In the OP Pseudonymous referred to it a as a 'farmhouse' and was suggesting that Walter's family was better off than the authors of some accounts sought to present. In a later posts he refers to it looking "Much more like a farmhouse than a mere farm cottage" and says "Time after time I read he live in a farm labourers's cottage".

So I checked what was shown in the film against Google Earth/Streetview. The film opens with and lingers on a larger house that is on the other side of the road. From above (the satellite view) I interpret Walter's house as having been ancilliary to a substantial farm.

My bad for using the term 'farm labourer's cottage'. None of the writers who's words are found on Mustrad call it that. I find it slightly prejudicial. Mike Yates or Rod Strandling say 'farm workers cottage'.
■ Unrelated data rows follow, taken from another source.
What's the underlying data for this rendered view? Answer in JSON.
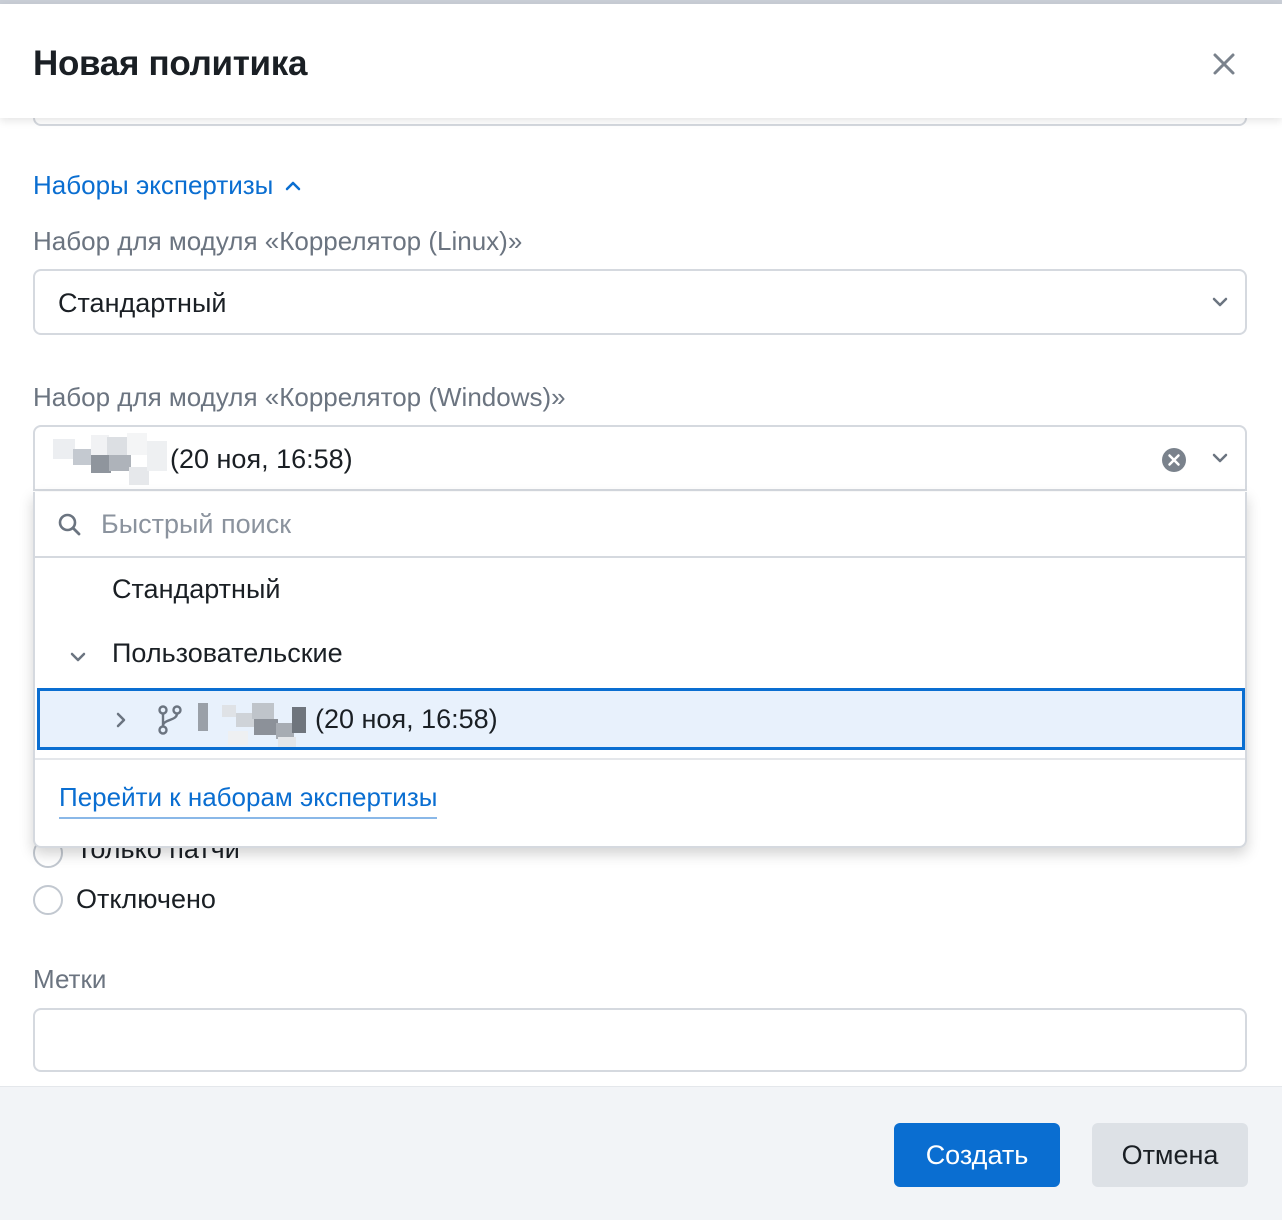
{
  "dialog": {
    "title": "Новая политика"
  },
  "section": {
    "label": "Наборы экспертизы"
  },
  "linux_field": {
    "label": "Набор для модуля «Коррелятор (Linux)»",
    "value": "Стандартный"
  },
  "windows_field": {
    "label": "Набор для модуля «Коррелятор (Windows)»",
    "value": "(20 ноя, 16:58)"
  },
  "dropdown": {
    "search_placeholder": "Быстрый поиск",
    "options": [
      {
        "label": "Стандартный"
      },
      {
        "label": "Пользовательские"
      }
    ],
    "selected_child": "(20 ноя, 16:58)",
    "goto_link": "Перейти к наборам экспертизы"
  },
  "radios": [
    {
      "label": "Только патчи"
    },
    {
      "label": "Отключено"
    }
  ],
  "tags_field": {
    "label": "Метки",
    "value": ""
  },
  "footer": {
    "create_label": "Создать",
    "cancel_label": "Отмена"
  },
  "colors": {
    "accent": "#0a6ed1",
    "selected_bg": "#e8f1fc",
    "footer_bg": "#f2f4f7"
  }
}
I live in a village for which local historian put together a house-by-house account cross-referenced to census records at a time when living memory went back to 1900. Families were packed incredibly tightly in small houses, children were boarded out with neighbours. An unmarried lady slept for years behind a curtain on a landing (the one I am sitting on at this computer). Farm workers rented houses had pig-sty's and they worked large vegetable gardens and some had a few animals.

So, contrary to the angle presented in the OP, the descriptions of Walter and his family - and what you and Jim say about his house - seem to me very credible for carpenter in a rural village.